How can you be sure if allergies and which “allergens” are responsible for your symptoms? Allergy tests, combined with medical history and physical examination, can give precise and reliable information about what you are, and what you are not, allergic to. Many people with untreated allergy symptoms do not realize how much better they will feel once their symptoms are properly diagnosed and treated by a board- certified allergist.
Skin testing is the most reliable form of allergy testing
Results of skin testing have proven to be more accurate than blood testing in diagnosing allergies.
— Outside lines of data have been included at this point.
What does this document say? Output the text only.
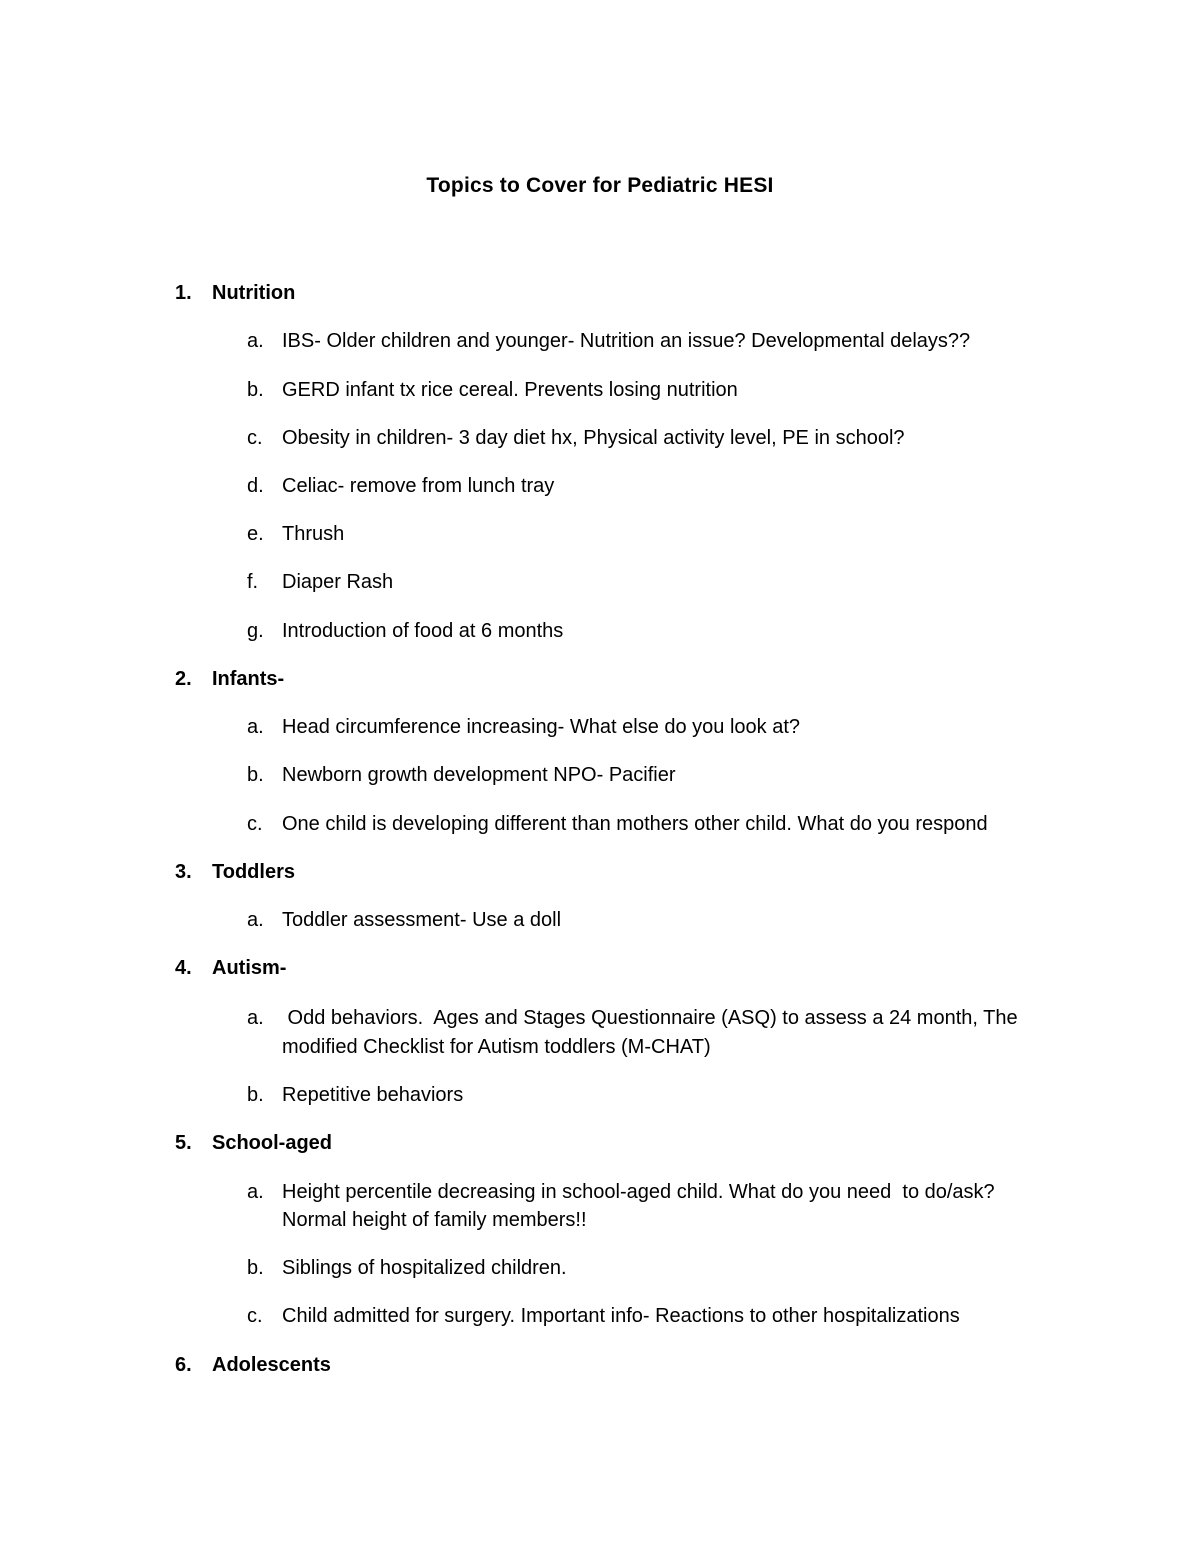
Topics to Cover for Pediatric HESI
1. Nutrition
a. IBS- Older children and younger- Nutrition an issue? Developmental delays??
b. GERD infant tx rice cereal. Prevents losing nutrition
c. Obesity in children- 3 day diet hx, Physical activity level, PE in school?
d. Celiac- remove from lunch tray
e. Thrush
f. Diaper Rash
g. Introduction of food at 6 months
2. Infants-
a. Head circumference increasing- What else do you look at?
b. Newborn growth development NPO- Pacifier
c. One child is developing different than mothers other child. What do you respond
3. Toddlers
a. Toddler assessment- Use a doll
4. Autism-
a. Odd behaviors.  Ages and Stages Questionnaire (ASQ) to assess a 24 month, The
modified Checklist for Autism toddlers (M-CHAT)
b. Repetitive behaviors
5. School-aged
a. Height percentile decreasing in school-aged child. What do you need  to do/ask?
Normal height of family members!!
b. Siblings of hospitalized children.
c. Child admitted for surgery. Important info- Reactions to other hospitalizations
6. Adolescents
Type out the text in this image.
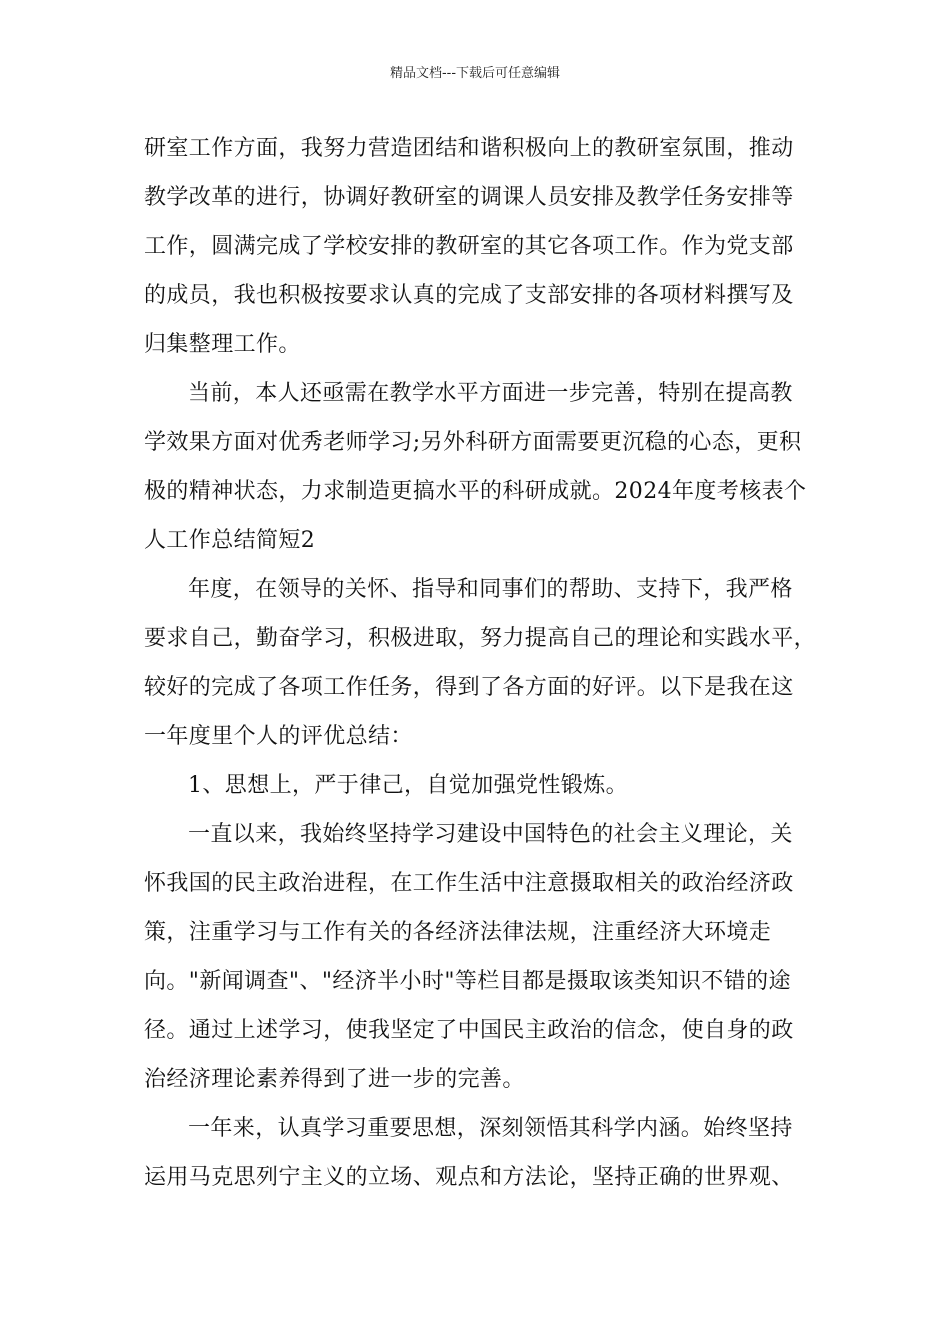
精品文档---下载后可任意编辑

研室工作方面，我努力营造团结和谐积极向上的教研室氛围，推动
教学改革的进行，协调好教研室的调课人员安排及教学任务安排等
工作，圆满完成了学校安排的教研室的其它各项工作。作为党支部
的成员，我也积极按要求认真的完成了支部安排的各项材料撰写及
归集整理工作。

当前，本人还亟需在教学水平方面进一步完善，特别在提高教
学效果方面对优秀老师学习;另外科研方面需要更沉稳的心态，更积
极的精神状态，力求制造更搞水平的科研成就。2024年度考核表个
人工作总结简短2

年度，在领导的关怀、指导和同事们的帮助、支持下，我严格
要求自己，勤奋学习，积极进取，努力提高自己的理论和实践水平，
较好的完成了各项工作任务，得到了各方面的好评。以下是我在这
一年度里个人的评优总结：

1、思想上，严于律己，自觉加强党性锻炼。

一直以来，我始终坚持学习建设中国特色的社会主义理论，关
怀我国的民主政治进程，在工作生活中注意摄取相关的政治经济政
策，注重学习与工作有关的各经济法律法规，注重经济大环境走
向。"新闻调查"、"经济半小时"等栏目都是摄取该类知识不错的途
径。通过上述学习，使我坚定了中国民主政治的信念，使自身的政
治经济理论素养得到了进一步的完善。

一年来，认真学习重要思想，深刻领悟其科学内涵。始终坚持
运用马克思列宁主义的立场、观点和方法论，坚持正确的世界观、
This is a safe, minimally invasive, easily interpreted, simple in-office procedure where a very small amount of a specific allergen or allergens selected by the allergist based on your medical history (such as pollen, dust mite, animal dander, mold, and/or foods) is introduced. The allergen is introduced through an indention or “prick” on the surface of the skin.
Allergy skin tests are not painful. This type of testing uses needles that barely penetrate the skin's surface. There is no bleeding. You may feel mild, momentary discomfort.
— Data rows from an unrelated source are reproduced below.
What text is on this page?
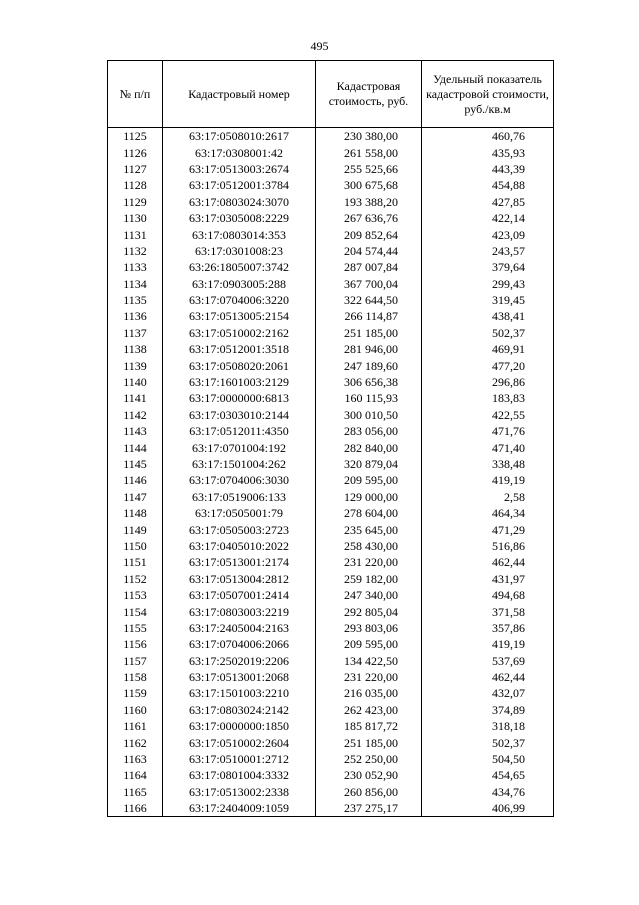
495
№ п/п	Кадастровый номер	Кадастровая стоимость, руб.	Удельный показатель кадастровой стоимости, руб./кв.м
1125	63:17:0508010:2617	230 380,00	460,76
1126	63:17:0308001:42	261 558,00	435,93
1127	63:17:0513003:2674	255 525,66	443,39
1128	63:17:0512001:3784	300 675,68	454,88
1129	63:17:0803024:3070	193 388,20	427,85
1130	63:17:0305008:2229	267 636,76	422,14
1131	63:17:0803014:353	209 852,64	423,09
1132	63:17:0301008:23	204 574,44	243,57
1133	63:26:1805007:3742	287 007,84	379,64
1134	63:17:0903005:288	367 700,04	299,43
1135	63:17:0704006:3220	322 644,50	319,45
1136	63:17:0513005:2154	266 114,87	438,41
1137	63:17:0510002:2162	251 185,00	502,37
1138	63:17:0512001:3518	281 946,00	469,91
1139	63:17:0508020:2061	247 189,60	477,20
1140	63:17:1601003:2129	306 656,38	296,86
1141	63:17:0000000:6813	160 115,93	183,83
1142	63:17:0303010:2144	300 010,50	422,55
1143	63:17:0512011:4350	283 056,00	471,76
1144	63:17:0701004:192	282 840,00	471,40
1145	63:17:1501004:262	320 879,04	338,48
1146	63:17:0704006:3030	209 595,00	419,19
1147	63:17:0519006:133	129 000,00	2,58
1148	63:17:0505001:79	278 604,00	464,34
1149	63:17:0505003:2723	235 645,00	471,29
1150	63:17:0405010:2022	258 430,00	516,86
1151	63:17:0513001:2174	231 220,00	462,44
1152	63:17:0513004:2812	259 182,00	431,97
1153	63:17:0507001:2414	247 340,00	494,68
1154	63:17:0803003:2219	292 805,04	371,58
1155	63:17:2405004:2163	293 803,06	357,86
1156	63:17:0704006:2066	209 595,00	419,19
1157	63:17:2502019:2206	134 422,50	537,69
1158	63:17:0513001:2068	231 220,00	462,44
1159	63:17:1501003:2210	216 035,00	432,07
1160	63:17:0803024:2142	262 423,00	374,89
1161	63:17:0000000:1850	185 817,72	318,18
1162	63:17:0510002:2604	251 185,00	502,37
1163	63:17:0510001:2712	252 250,00	504,50
1164	63:17:0801004:3332	230 052,90	454,65
1165	63:17:0513002:2338	260 856,00	434,76
1166	63:17:2404009:1059	237 275,17	406,99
Following the skin prick test on the back/forearm, some patients may also receive intradermal testing, where a small amount of the allergen is injected under the skin of the arm to see if it causes a reaction.
The results are available within minutes allowing your allergist to develop a personalized treatment plan immediately.
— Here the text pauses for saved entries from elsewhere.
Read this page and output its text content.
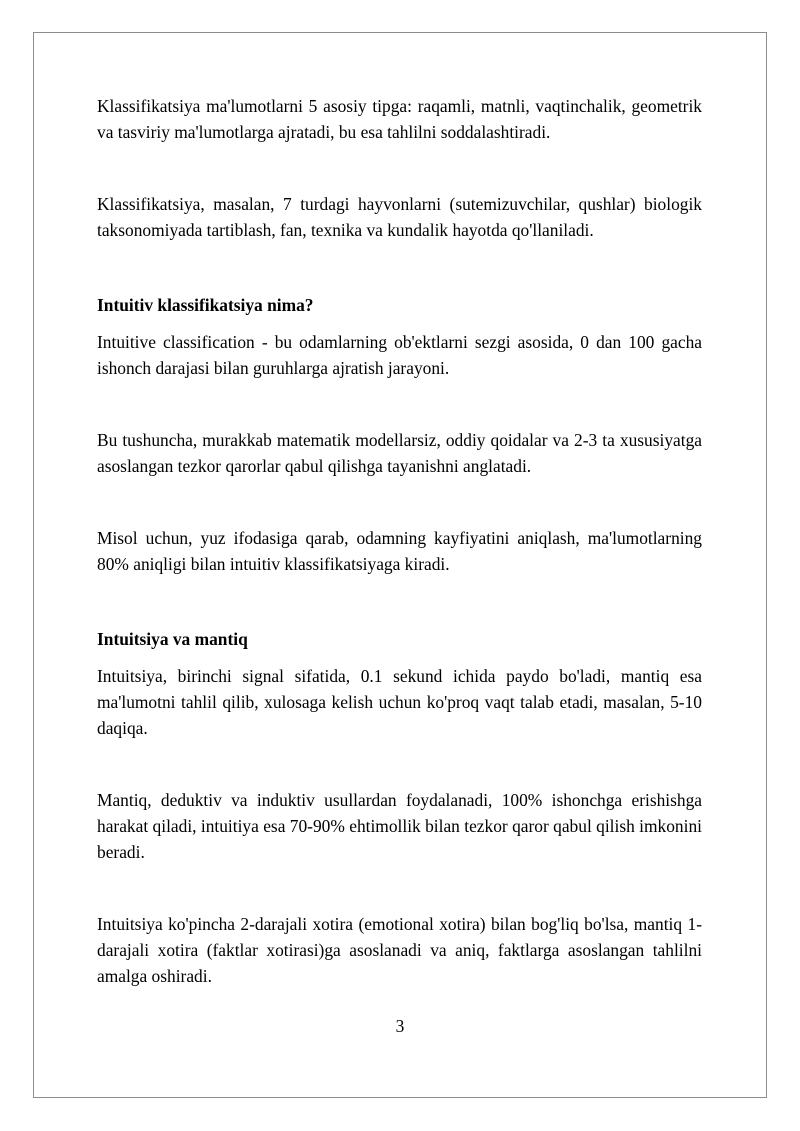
Klassifikatsiya ma'lumotlarni 5 asosiy tipga: raqamli, matnli, vaqtinchalik, geometrik va tasviriy ma'lumotlarga ajratadi, bu esa tahlilni soddalashtiradi.

Klassifikatsiya, masalan, 7 turdagi hayvonlarni (sutemizuvchilar, qushlar) biologik taksonomiyada tartiblash, fan, texnika va kundalik hayotda qo'llaniladi.

Intuitiv klassifikatsiya nima?

Intuitive classification - bu odamlarning ob'ektlarni sezgi asosida, 0 dan 100 gacha ishonch darajasi bilan guruhlarga ajratish jarayoni.

Bu tushuncha, murakkab matematik modellarsiz, oddiy qoidalar va 2-3 ta xususiyatga asoslangan tezkor qarorlar qabul qilishga tayanishni anglatadi.

Misol uchun, yuz ifodasiga qarab, odamning kayfiyatini aniqlash, ma'lumotlarning 80% aniqligi bilan intuitiv klassifikatsiyaga kiradi.

Intuitsiya va mantiq

Intuitsiya, birinchi signal sifatida, 0.1 sekund ichida paydo bo'ladi, mantiq esa ma'lumotni tahlil qilib, xulosaga kelish uchun ko'proq vaqt talab etadi, masalan, 5-10 daqiqa.

Mantiq, deduktiv va induktiv usullardan foydalanadi, 100% ishonchga erishishga harakat qiladi, intuitiya esa 70-90% ehtimollik bilan tezkor qaror qabul qilish imkonini beradi.

Intuitsiya ko'pincha 2-darajali xotira (emotional xotira) bilan bog'liq bo'lsa, mantiq 1-darajali xotira (faktlar xotirasi)ga asoslanadi va aniq, faktlarga asoslangan tahlilni amalga oshiradi.

3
When is Allergy Testing Appropriate?
Symptoms which usually prompt a board-certified allergist
to perform testing include:
- Respiratory: itchy eyes, nose or throat; nasal congestion, runny nose, watery eyes, chest congestion, cough or wheezing
- Skin: itchiness or eczema
- Abdominal: vomiting or cramping and diarrhea consistently after eating certain foods
- Severe reactions to insect stings
- Anaphylaxis/ life threatening reaction
Conditions where allergy skin test are useful include (but not all):
It is very important that allergy skin testing is directed by a board-certified allergist with specialized training, knowledge and experience, and it should be prompted by your medical history.
Medications to Avoid Prior to Skin Testing
Patients scheduled for allergy skin testing must stop taking any medications that contain antihistamines as they will affect the results of your test. This includes both over-the-counter as well as prescription medications. Do not discontinue antidepressants/psychotropic medications or any other medications without consulting with your prescribing physician. Call your pharmacy or prescribing physician if you are unsure about the names of your medications.
In general, we ask that you try to avoid these medications for 7 days prior to your appointment. If you are very sick and can’t avoid these medications, you should keep your appointment anyway – we may be able to replace your medications with ones that don’t affect the skin testing results.
As a rule, asthma medications do NOT affect skin testing results (e.g. singular, inhalers) and should be continued. Also, single-ingredient decongestant preparations (e.g. Sudafed, phenylephrine, pseudoephedrine) can be taken. All Nasal sprays can be used except Azelastine, Astelin, Astepro, Dymista, and Patanase. If there are any questions about a certain medication, please speak to your pharmacist or our nursing staff.
PRESCRIPTION DRUGS WITH ANTIHISTAMINES
- XYZAL (LEVOCETIRIZINE)
- CLARINEX (DESLORATIDINE)
- ATARAX (HYDROXYZINE)
- TANAFED DMX
- TUSSI-12 DS (PYRILAMINE)
- BROMFED (BROMPHENIRAMINE)
- RONDEC SYRUP
- PROMETHAZINE WITH CODEINE
- DURATUSS AC
- SEMPREX D (ACRIVASTINE)
- ALLERX (CHLORPHENIRAMINE)
- RYNATAN (CHLORPHENIRAMINE)
- PBZ (TRIPELENNAMINE)
- PHENERGAN (PROMETHAZINE)
- PERIACTIN (CYPROHEPTADINE)
PRESCRIPTION ANTIHISTAMINE NASAL SPRAYS should be stopped 3 days before the skin test. All other nasal spray (eg. Fluticasone, Flonase, Nasonex, Nasacort) can be continued.